Expression and clinical significance of the HIF-1a/ET-2 signaling pathway during the development and treatment of polycystic ovary syndrome.

Polycystic ovary syndrome (PCOS) is a major health problem in reproductive-aged women worldwide, but the precise pathogenesis of PCOS remains unclear. Our previous study revealed that hypoxia-inducible factor (HIF)-1a mediated endothelin (ET)-2 signaling plays an important role in ovulation in rats. Therefore, the present study used a PCOS rat model to test the hypotheses that HIF-1a signaling is expressed and inhibited in ovaries during PCOS formation and that the HIF-1a/ET-2 signaling pathway is a target of dimethyldiguanide (DMBG) in the clinical treatment of PCOS. First, the development of a PCOS model and the effect of DMBG treatment were examined through ovarian histology and serum hormone levels, which were consistent with previous reports.
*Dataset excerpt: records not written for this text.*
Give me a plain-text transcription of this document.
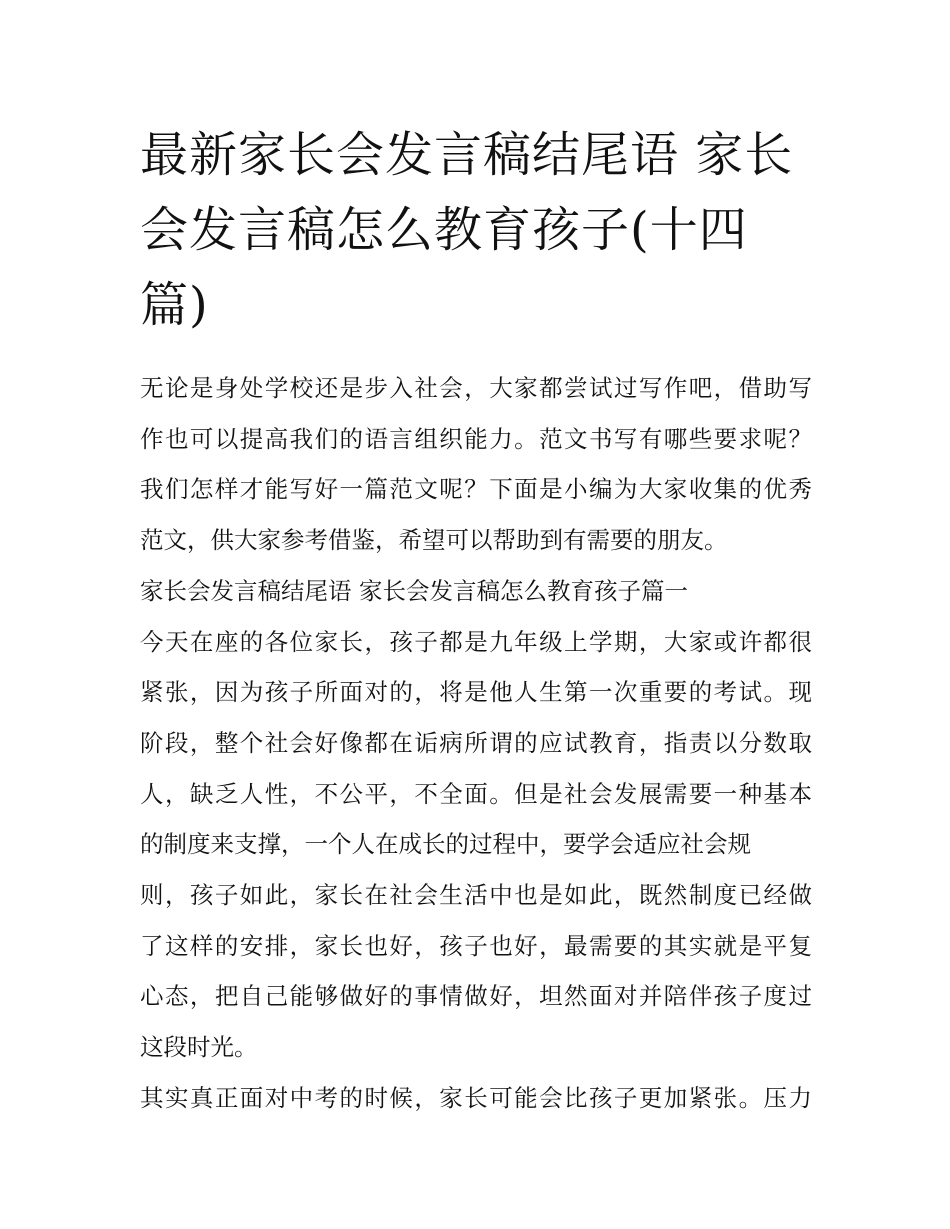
最新家长会发言稿结尾语 家长
会发言稿怎么教育孩子(十四
篇)

无论是身处学校还是步入社会，大家都尝试过写作吧，借助写
作也可以提高我们的语言组织能力。范文书写有哪些要求呢？
我们怎样才能写好一篇范文呢？下面是小编为大家收集的优秀
范文，供大家参考借鉴，希望可以帮助到有需要的朋友。

家长会发言稿结尾语 家长会发言稿怎么教育孩子篇一

今天在座的各位家长，孩子都是九年级上学期，大家或许都很
紧张，因为孩子所面对的，将是他人生第一次重要的考试。现
阶段，整个社会好像都在诟病所谓的应试教育，指责以分数取
人，缺乏人性，不公平，不全面。但是社会发展需要一种基本
的制度来支撑，一个人在成长的过程中，要学会适应社会规
则，孩子如此，家长在社会生活中也是如此，既然制度已经做
了这样的安排，家长也好，孩子也好，最需要的其实就是平复
心态，把自己能够做好的事情做好，坦然面对并陪伴孩子度过
这段时光。

其实真正面对中考的时候，家长可能会比孩子更加紧张。压力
Second, HIF-1a and ET-2 expression were detected by immunohistochemistry and western blot. The results showed decreased HIF-1a/ET-2 expression in the ovaries of PCOS rats, whereas DMBG treatment reversed the protein decreases and improved the PCOS symptoms. Third, to understand the molecular mechanism, HIF-1a/ET-2 mRNA expression was also examined. Interestingly, HIF-1a mRNA increased in the ovaries of PCOS rats, while ET-2 mRNA decreased, indicating that HIF-1a protein degradation may be involved in POCS development and treatment. Finally, HIF prolyl hydroxylase (PHD) activity was examined to further clarify the contribution of HIF-1a signaling to the development and treatment of PCOS. The results suggested that the inhibition of HIF-1a/ET-2 signaling may be caused by increased PHD activity in PCOS. DMBG-treated PCOS may further activate HIF-1a signaling at least partly through inhibiting PHD activity. Taken together, these results indicate that HIF-1a signaling is inhibited in a PCOS rat model through increasing PHD activity. DMBG treatment improved PCOS by rescuing this pathway, suggesting that HIF-1a signaling plays an important role in the development and treatment of PCOS. This HIF-1a-mediated ET-2 signaling pathway may be an important mechanism regulating PCOS formation and treatment in mammalian ovaries in vivo and should be a new clinical target for PCOS prevention and treatment in the future.